How to Make Container Candles | Container Candle Making Tips and Troubleshooting Methods

How to Make Container Candles

A container candle is a non-flammable container filled with wax and a suitable wick. When making your candles, you can use almost anything as a container.

For starters, look through your kitchen cabinets for unusual jars, glasses, coffee cups, or small salad bowls. Even pop cans with their tops removed will do. But if you choose to use pop cans for your container candles, decorate the cans a little! What this goes to show you, however, is that the only thing holding you back from wonderful container candles is your imagination.

how to make container candles

Choose the wax for your candle.

Paraffin wax is one of the most common waxes appropriate for container candles. But also for pillar candles, votive candles, and other molded candles that can stand. Paraffin is an odorless, white wax that is produced as a by-product of crude oil refining.
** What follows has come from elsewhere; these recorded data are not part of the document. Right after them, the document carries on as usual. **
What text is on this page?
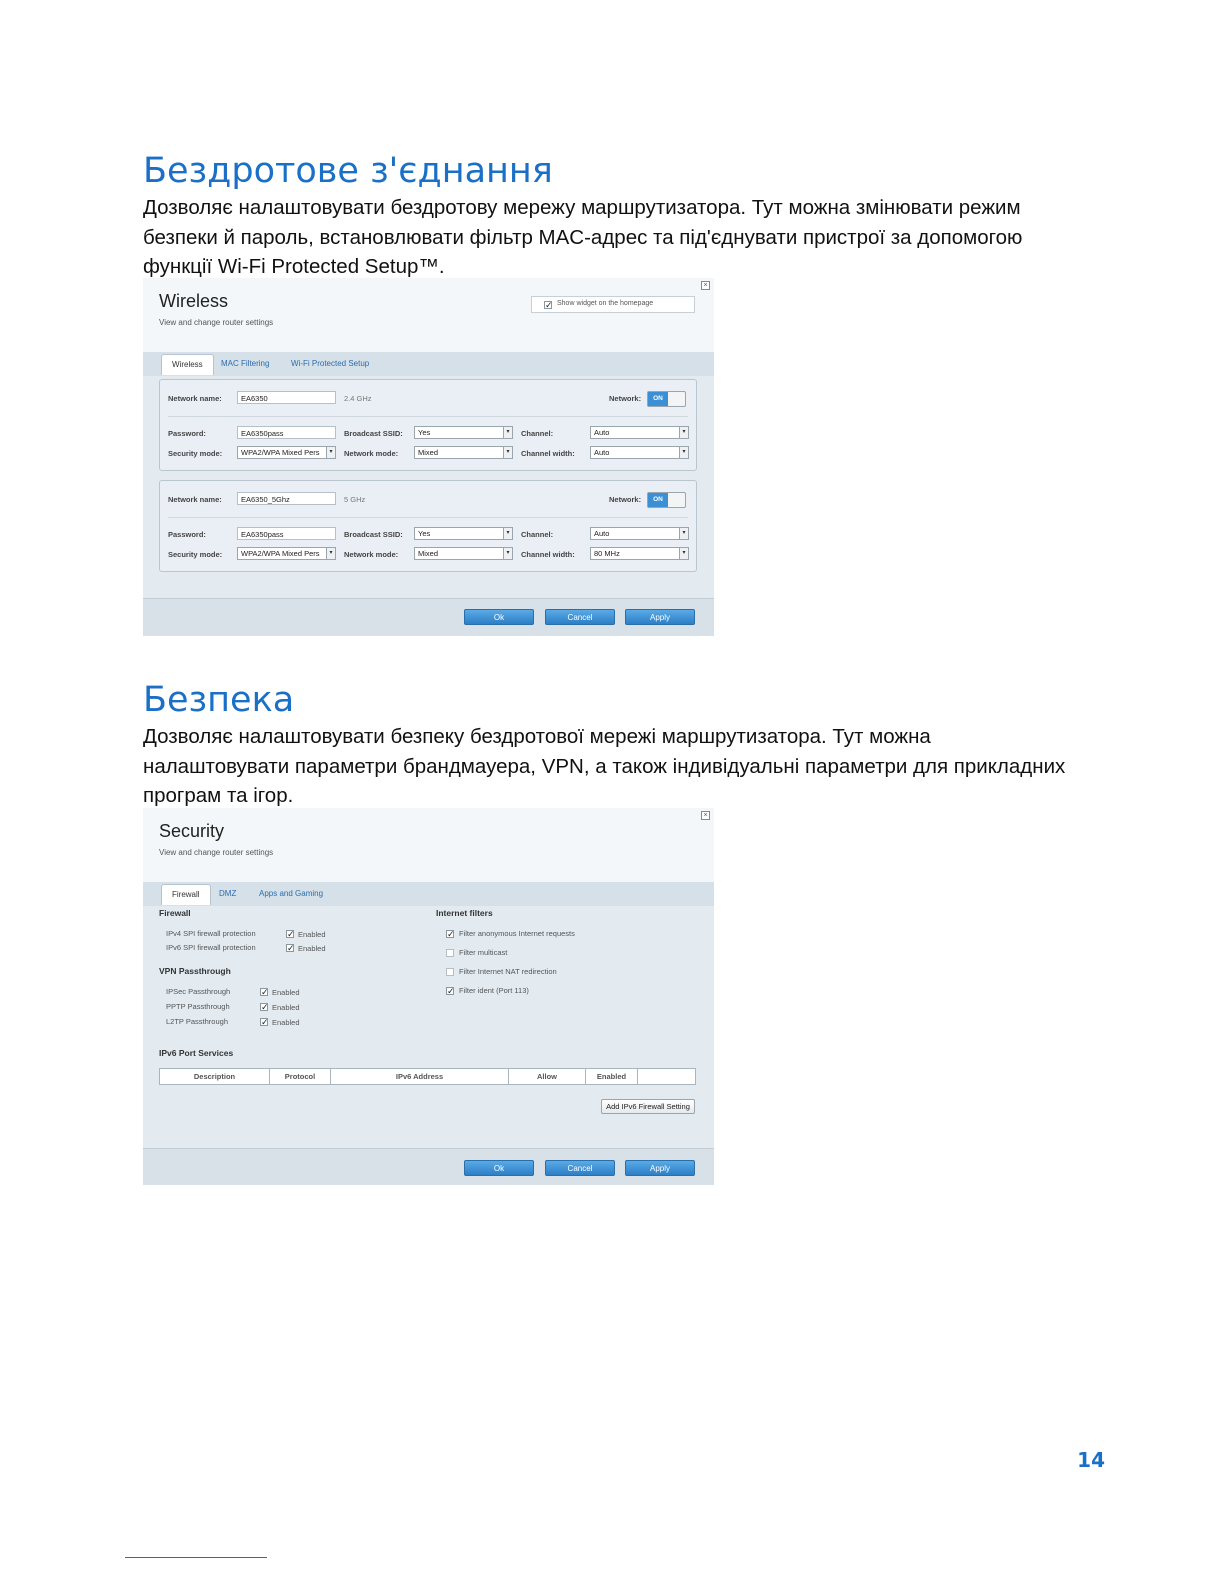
Бездротове з'єднання
Дозволяє налаштовувати бездротову мережу маршрутизатора. Тут можна змінювати режим
безпеки й пароль, встановлювати фільтр MAC-адрес та під'єднувати пристрої за допомогою
функції Wi-Fi Protected Setup™.
Wireless
View and change router settings
×
✓ Show widget on the homepage
Wireless	MAC Filtering	Wi-Fi Protected Setup
Network name:	EA6350	2.4 GHz	Network:	ON
Password:	EA6350pass	Broadcast SSID:	Yes	▾	Channel:	Auto	▾
Security mode:	WPA2/WPA Mixed Pers	▾	Network mode:	Mixed	▾	Channel width:	Auto	▾
Network name:	EA6350_5Ghz	5 GHz	Network:	ON
Password:	EA6350pass	Broadcast SSID:	Yes	▾	Channel:	Auto	▾
Security mode:	WPA2/WPA Mixed Pers	▾	Network mode:	Mixed	▾	Channel width:	80 MHz	▾
Ok	Cancel	Apply
Безпека
Дозволяє налаштовувати безпеку бездротової мережі маршрутизатора. Тут можна
налаштовувати параметри брандмауера, VPN, а також індивідуальні параметри для прикладних
програм та ігор.
Security
View and change router settings
×
Firewall	DMZ	Apps and Gaming
Firewall
IPv4 SPI firewall protection	✓ Enabled
IPv6 SPI firewall protection	✓ Enabled
VPN Passthrough
IPSec Passthrough	✓ Enabled
PPTP Passthrough	✓ Enabled
L2TP Passthrough	✓ Enabled
Internet filters
✓ Filter anonymous Internet requests
Filter multicast
Filter Internet NAT redirection
✓ Filter ident (Port 113)
IPv6 Port Services
Description	Protocol	IPv6 Address	Allow	Enabled
Add IPv6 Firewall Setting
Ok	Cancel	Apply
14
Soy wax, made from soybeans, was created as a substitute for paraffin, a petroleum by-product. It’s also a popular choice for container candles. When compared to paraffin wax, soy wax has a longer burn time.

Choose a Container

Choose a heat-resistant container, like Mason jars, which are heavy and made to withstand high temperatures. They’re difficult to break and can be refilled multiple times. Most of these jars have lovely patterns embossed on them, making them ideal for gift-giving. Place the lid that comes with the jar on your container candle, and add a pretty ribbon around the rim of the lid, tie a nice bow, and present it as a gift.

Another type of glassware is perfectly acceptable, as long as it’s thick enough to withstand the heat. Ceramic bowls and metal tins are good choices and are more heat resistant than clear glass.

unique containers for candles

Fancy cut crystal, pressed glass, and embossed drinking glasses are usually heat resistant and made to last. Glass bowls are attractive candle containers. Choose a medium or shallow glass bowl.

Making the container candle

1. Make sure that the containers for your candles are completely dry. Place a candlewick in the center of each container. If the wicks you are using have metal disks (wick clips) on the ends, they will stand up with no help. If the wicks do not have clips, you will need to hold the wick in place. To do so, attach the wick to an object and balance it on top of the container.

2. Cut the wax into small pieces and place them in the top pan of a double boiler. Melt the wax over medium heat until it’s completely melted. While the wax is heating, don’t leave the stove unattended.

3. You can now add color and fragrance after the wax has completely melted. You can apply different colors and scents that you like. Once done, add fragrance and dyes, and prepare the container with the wick correctly placed and secured.

4. To remove the wax from the stove, use oven mitts or potholders. Then, carefully pour the wax into the container until it reaches the desired height.

5. Allow the wax to cool for several hours or until it has hardened completely. Laid it in a safe place where children can’t reach it.

Candle Burning Safety

While burning the container candle, be sure that it is on a heat-resistant surface, away from anything flammable, and never leave a burning candle unattended.

Equipment Tips for Container Candles

You must choose non-flammable containers, so remember no plastic or wood containers. Maybe try old jelly jars, small drinking glasses, or even an old used large Marmite jar. When making container candles, or any candle, the wax temperature during the melting process is critical.

So make sure you have a specialized wax thermometer or use a candy or cooking thermometer as long as it has the temperature ranges on it. The thermometer needs to register temperatures between 100F and 300F for candle making, but this depends on the type of wax you choose to use. Full details relating to a wax’s melt point will be included with the wax when you purchase it.

Troubleshooting Tips for Container Candles

candle making containers

Air bubbles in your poured wax?

To minimize the number of air bubbles, slowly stir your wax as it melts and pour it slowly into your mold or container. Also, try to tip your container slightly as you pour. Don’t forget to tap the sides of your container to encourage air bubbles to escape.

Do you find your candles pitting?

Tiny pitting or pockmarks in candle making are usually caused by;
1. You sprayed your mold with too much mold release;
2. You poured your wax at an excessively high temperature.

So the solutions are:

1. Before pouring your wax, wipe out your mold, leaving only a thin film of product, and;
2. Lower your wax pouring temperature by keeping a closer eye on your thermometer.

Just like any other skill, to make great soy candles, keep practicing doing it. It is normal to produce candles that are not really what you expect them to be. It is all part of the learning process. From your mistakes, you learn and become more skillful. So that in the future, you will produce creations that are more beautiful and sophisticated.